Most smuggling tunnels are only found through old techniques -- tips from informants or tailing suspects as they pick up an underground shipment at an exit point -- according to drug trade analyst Sylvia Longmire, who spoke with Fox News Latino.
But what if authorities could detect tunnels along the border from the surface?
Underground Iron Dome
That's the hope that has the U.S. government earmarking $120 million over the next three years and partnering with Israel to help develop a new tunnel detector.
Current detection technology is mostly limited to finding dense or metal-laden objects close to the surface, like land mines, or discovering huge geological anomalies deep below, like natural gas deposits and sinkholes. More sensitive, sophisticated techniques are needed to find tunnels, which exist between those two extremes of size and depth.
The Israeli government, under threat from tunneling terrorists like Hamas, has been developing such a system for at least the past five years. Codenamed project "Hourglass," Israel has already invested the U.S. dollar equivalent of more than $60 million in the system, involving help from more than 100 technology, defense, and engineering companies.
First shrouded in secrecy, the tunnel detector hit public awareness after it was successfully used by Israel Defense Forces to uncover a very sophisticated concrete tunnel used by Hamas -- it was over twice as long as the record-breaking tunnel discovered in California last week.
Israeli media has been describing the technology as the underground equivalent of the country's Iron Dome anti-missile defense system.

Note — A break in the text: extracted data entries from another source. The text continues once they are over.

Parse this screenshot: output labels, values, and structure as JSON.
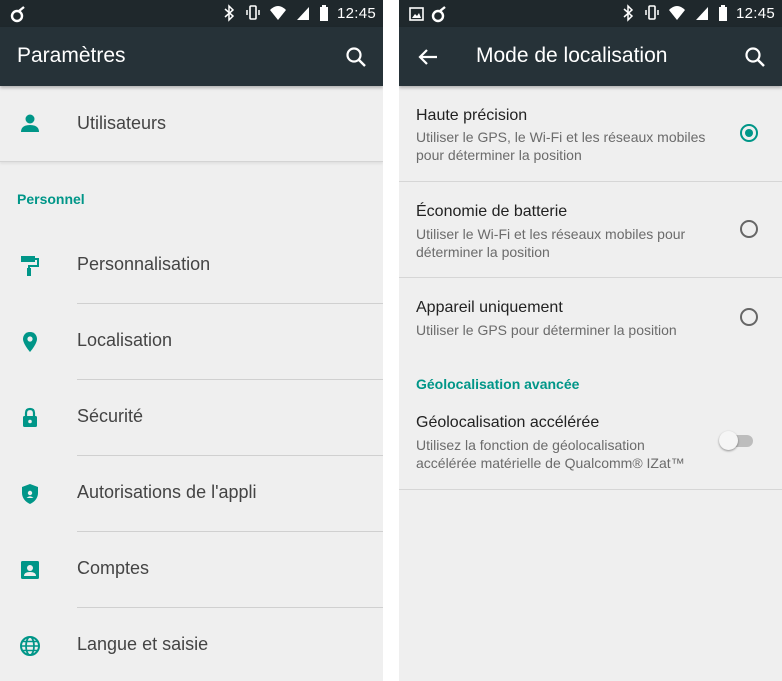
{
  "status_bar": {
    "time": "12:45"
  },
  "left_screen": {
    "title": "Paramètres",
    "users_item": {
      "label": "Utilisateurs",
      "icon": "person-icon"
    },
    "section_header": "Personnel",
    "items": [
      {
        "label": "Personnalisation",
        "icon": "paint-roller-icon"
      },
      {
        "label": "Localisation",
        "icon": "location-pin-icon"
      },
      {
        "label": "Sécurité",
        "icon": "lock-icon"
      },
      {
        "label": "Autorisations de l'appli",
        "icon": "shield-icon"
      },
      {
        "label": "Comptes",
        "icon": "account-box-icon"
      },
      {
        "label": "Langue et saisie",
        "icon": "globe-icon"
      }
    ]
  },
  "right_screen": {
    "title": "Mode de localisation",
    "options": [
      {
        "title": "Haute précision",
        "desc_line1": "Utiliser le GPS, le Wi-Fi et les réseaux mobiles",
        "desc_line2": "pour déterminer la position",
        "selected": true
      },
      {
        "title": "Économie de batterie",
        "desc_line1": "Utiliser le Wi-Fi et les réseaux mobiles pour",
        "desc_line2": "déterminer la position",
        "selected": false
      },
      {
        "title": "Appareil uniquement",
        "desc_line1": "Utiliser le GPS pour déterminer la position",
        "desc_line2": "",
        "selected": false
      }
    ],
    "advanced_header": "Géolocalisation avancée",
    "advanced_item": {
      "title": "Géolocalisation accélérée",
      "desc_line1": "Utilisez la fonction de géolocalisation",
      "desc_line2": "accélérée matérielle de Qualcomm® IZat™",
      "enabled": false
    }
  },
  "colors": {
    "accent": "#009688",
    "toolbar": "#263238",
    "statusbar": "#1f282c",
    "background": "#efefef"
  }
}
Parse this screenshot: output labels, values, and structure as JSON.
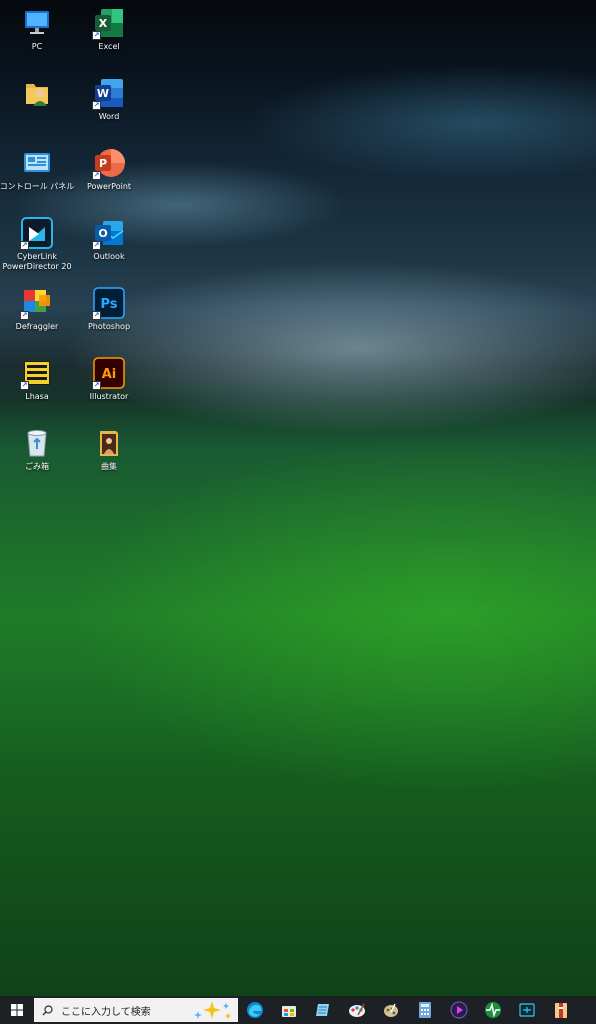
{
  "desktop": {
    "icons": [
      {
        "id": "pc",
        "label": "PC"
      },
      {
        "id": "excel",
        "label": "Excel"
      },
      {
        "id": "user-folder",
        "label": ""
      },
      {
        "id": "word",
        "label": "Word"
      },
      {
        "id": "control-panel",
        "label": "コントロール パネル"
      },
      {
        "id": "powerpoint",
        "label": "PowerPoint"
      },
      {
        "id": "cyberlink",
        "label": "CyberLink",
        "label2": "PowerDirector 20"
      },
      {
        "id": "outlook",
        "label": "Outlook"
      },
      {
        "id": "defraggler",
        "label": "Defraggler"
      },
      {
        "id": "photoshop",
        "label": "Photoshop"
      },
      {
        "id": "lhasa",
        "label": "Lhasa"
      },
      {
        "id": "illustrator",
        "label": "Illustrator"
      },
      {
        "id": "recycle-bin",
        "label": "ごみ箱"
      },
      {
        "id": "music-folder",
        "label": "曲集"
      }
    ]
  },
  "taskbar": {
    "search_placeholder": "ここに入力して検索",
    "apps": [
      "edge-icon",
      "store-icon",
      "notepad-icon",
      "paint-icon",
      "image-viewer-icon",
      "calculator-icon",
      "media-player-icon",
      "activity-monitor-icon",
      "screen-capture-icon",
      "archive-tool-icon"
    ]
  },
  "colors": {
    "taskbar_bg": "#1d2126",
    "excel": "#1d7044",
    "word": "#2b5db8",
    "powerpoint": "#c4412a",
    "outlook": "#0f6cbd",
    "photoshop": "#001e36",
    "illustrator": "#330000"
  }
}
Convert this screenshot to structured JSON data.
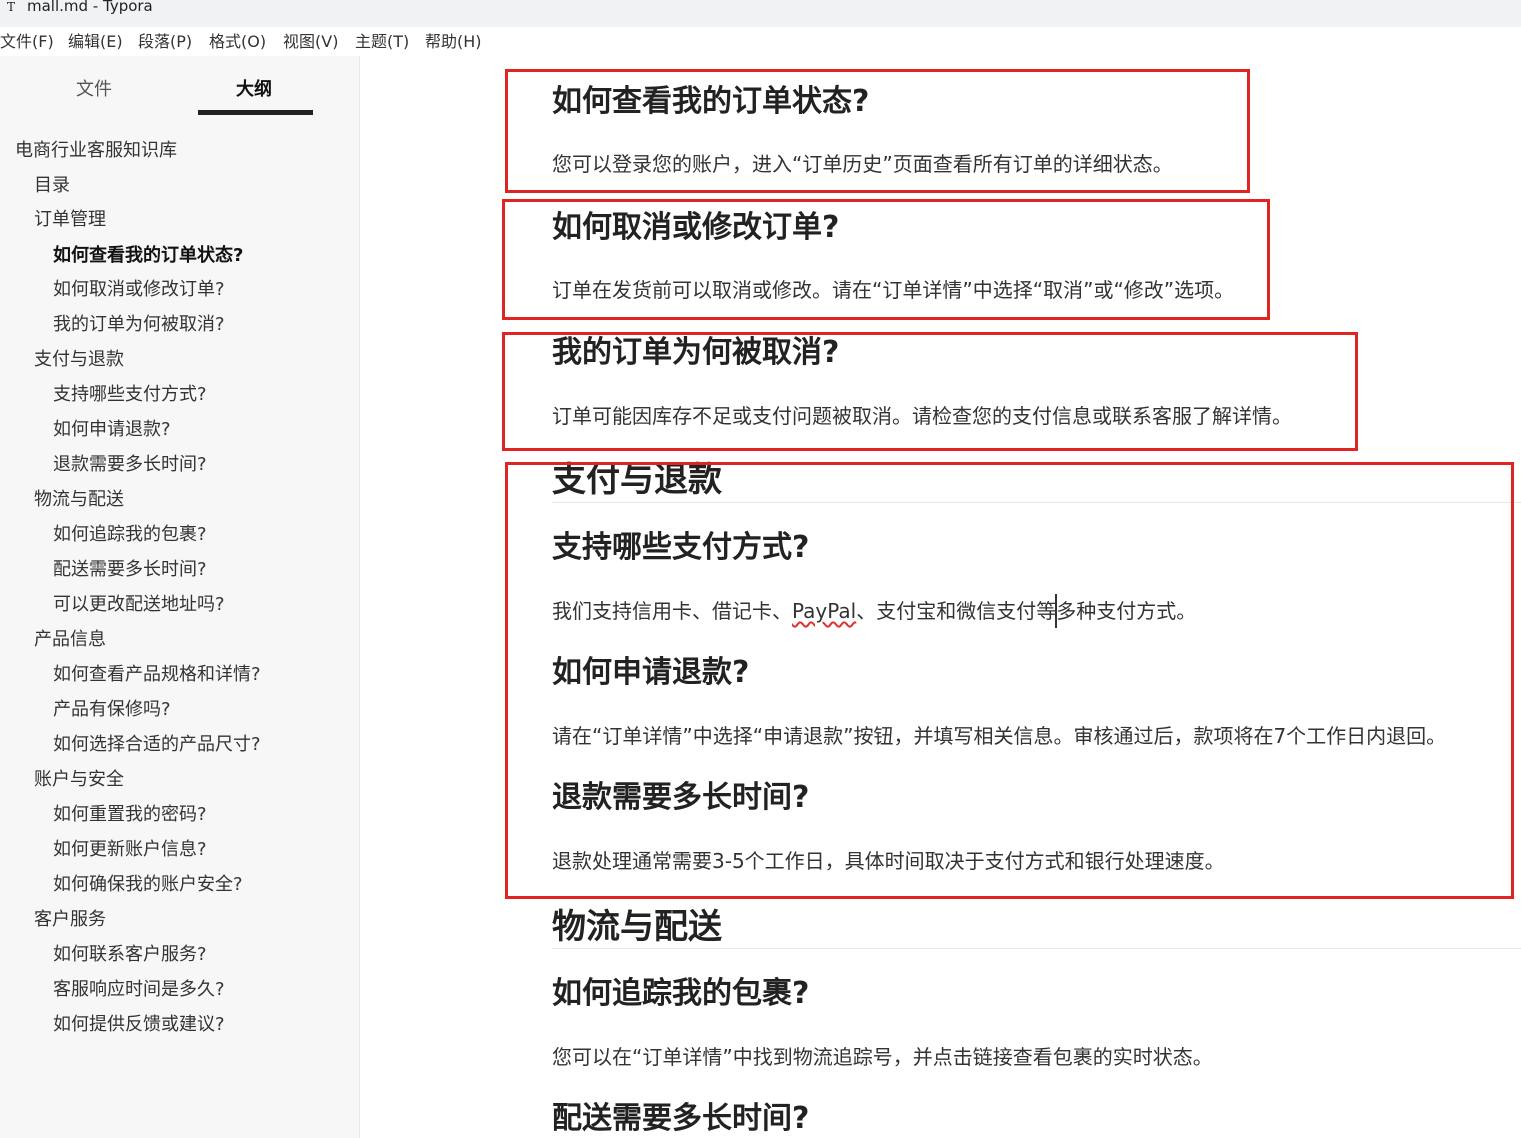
{
  "window": {
    "app_icon": "T",
    "title": "mall.md - Typora"
  },
  "menu": {
    "items": [
      "文件(F)",
      "编辑(E)",
      "段落(P)",
      "格式(O)",
      "视图(V)",
      "主题(T)",
      "帮助(H)"
    ]
  },
  "sidebar": {
    "tab_files": "文件",
    "tab_outline": "大纲",
    "active_tab": "大纲",
    "outline": [
      {
        "label": "电商行业客服知识库",
        "level": 1
      },
      {
        "label": "目录",
        "level": 2
      },
      {
        "label": "订单管理",
        "level": 2
      },
      {
        "label": "如何查看我的订单状态?",
        "level": 3,
        "active": true
      },
      {
        "label": "如何取消或修改订单?",
        "level": 3
      },
      {
        "label": "我的订单为何被取消?",
        "level": 3
      },
      {
        "label": "支付与退款",
        "level": 2
      },
      {
        "label": "支持哪些支付方式?",
        "level": 3
      },
      {
        "label": "如何申请退款?",
        "level": 3
      },
      {
        "label": "退款需要多长时间?",
        "level": 3
      },
      {
        "label": "物流与配送",
        "level": 2
      },
      {
        "label": "如何追踪我的包裹?",
        "level": 3
      },
      {
        "label": "配送需要多长时间?",
        "level": 3
      },
      {
        "label": "可以更改配送地址吗?",
        "level": 3
      },
      {
        "label": "产品信息",
        "level": 2
      },
      {
        "label": "如何查看产品规格和详情?",
        "level": 3
      },
      {
        "label": "产品有保修吗?",
        "level": 3
      },
      {
        "label": "如何选择合适的产品尺寸?",
        "level": 3
      },
      {
        "label": "账户与安全",
        "level": 2
      },
      {
        "label": "如何重置我的密码?",
        "level": 3
      },
      {
        "label": "如何更新账户信息?",
        "level": 3
      },
      {
        "label": "如何确保我的账户安全?",
        "level": 3
      },
      {
        "label": "客户服务",
        "level": 2
      },
      {
        "label": "如何联系客户服务?",
        "level": 3
      },
      {
        "label": "客服响应时间是多久?",
        "level": 3
      },
      {
        "label": "如何提供反馈或建议?",
        "level": 3
      }
    ]
  },
  "content": {
    "q_order_status": "如何查看我的订单状态?",
    "a_order_status": "您可以登录您的账户，进入“订单历史”页面查看所有订单的详细状态。",
    "q_cancel_modify": "如何取消或修改订单?",
    "a_cancel_modify": "订单在发货前可以取消或修改。请在“订单详情”中选择“取消”或“修改”选项。",
    "q_why_cancelled": "我的订单为何被取消?",
    "a_why_cancelled": "订单可能因库存不足或支付问题被取消。请检查您的支付信息或联系客服了解详情。",
    "h_payment": "支付与退款",
    "q_payment_methods": "支持哪些支付方式?",
    "a_payment_methods_pre": "我们支持信用卡、借记卡、",
    "a_payment_methods_spell": "PayPal",
    "a_payment_methods_post": "、支付宝和微信支付等多种支付方式。",
    "q_refund": "如何申请退款?",
    "a_refund": "请在“订单详情”中选择“申请退款”按钮，并填写相关信息。审核通过后，款项将在7个工作日内退回。",
    "q_refund_time": "退款需要多长时间?",
    "a_refund_time": "退款处理通常需要3-5个工作日，具体时间取决于支付方式和银行处理速度。",
    "h_logistics": "物流与配送",
    "q_track": "如何追踪我的包裹?",
    "a_track": "您可以在“订单详情”中找到物流追踪号，并点击链接查看包裹的实时状态。",
    "q_delivery_time": "配送需要多长时间?"
  },
  "colors": {
    "highlight_box": "#e02424",
    "sidebar_bg": "#f7f7f7",
    "titlebar_bg": "#f1f2f4"
  }
}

The Iron Dome, of course, was also an Israeli technological breakthrough that the U.S. decided to help fund and develop.
How Does It Work?
So far, we don't know exactly what the tunnel detecting system entails.
Publicly known details of the tunnel detection system have been, unsurprisingly, scarce. But according to the Financial Times' first report on the U.S. government's decision to get involved with funding and development, experts believe the system involves planting sensors in the ground and using algorithms to interpret the data.
Detecting tunnels under construction through vibration could be one aspect, but an easier task than finding them after they're already built.
For the latter situation, the system might even involve using controlled explosions to detect hidden geological anomalies, much like the way the oil industry uses to find new pockets of crude.
Never-Ending Escalation
Nevertheless, experts in smuggling expect that even if U.S. authorities successfully develop ways of detecting drug tunnels, the technological arms race will just escalate.
As Nelson Balido, CEO of the Border Commerce and Security Council, told Fox News Latino, there's already a new innovation in smuggling technology that authorities are on the lookout for: drones.
"As these tunnels become more prevalent and the systems to detect them gets better, drug traffickers are going to be using newer methods," said Balido. "The biggest problem for authorities when it comes to drones is that you can't detect them because they're so small."
Time to start developing a drone detector.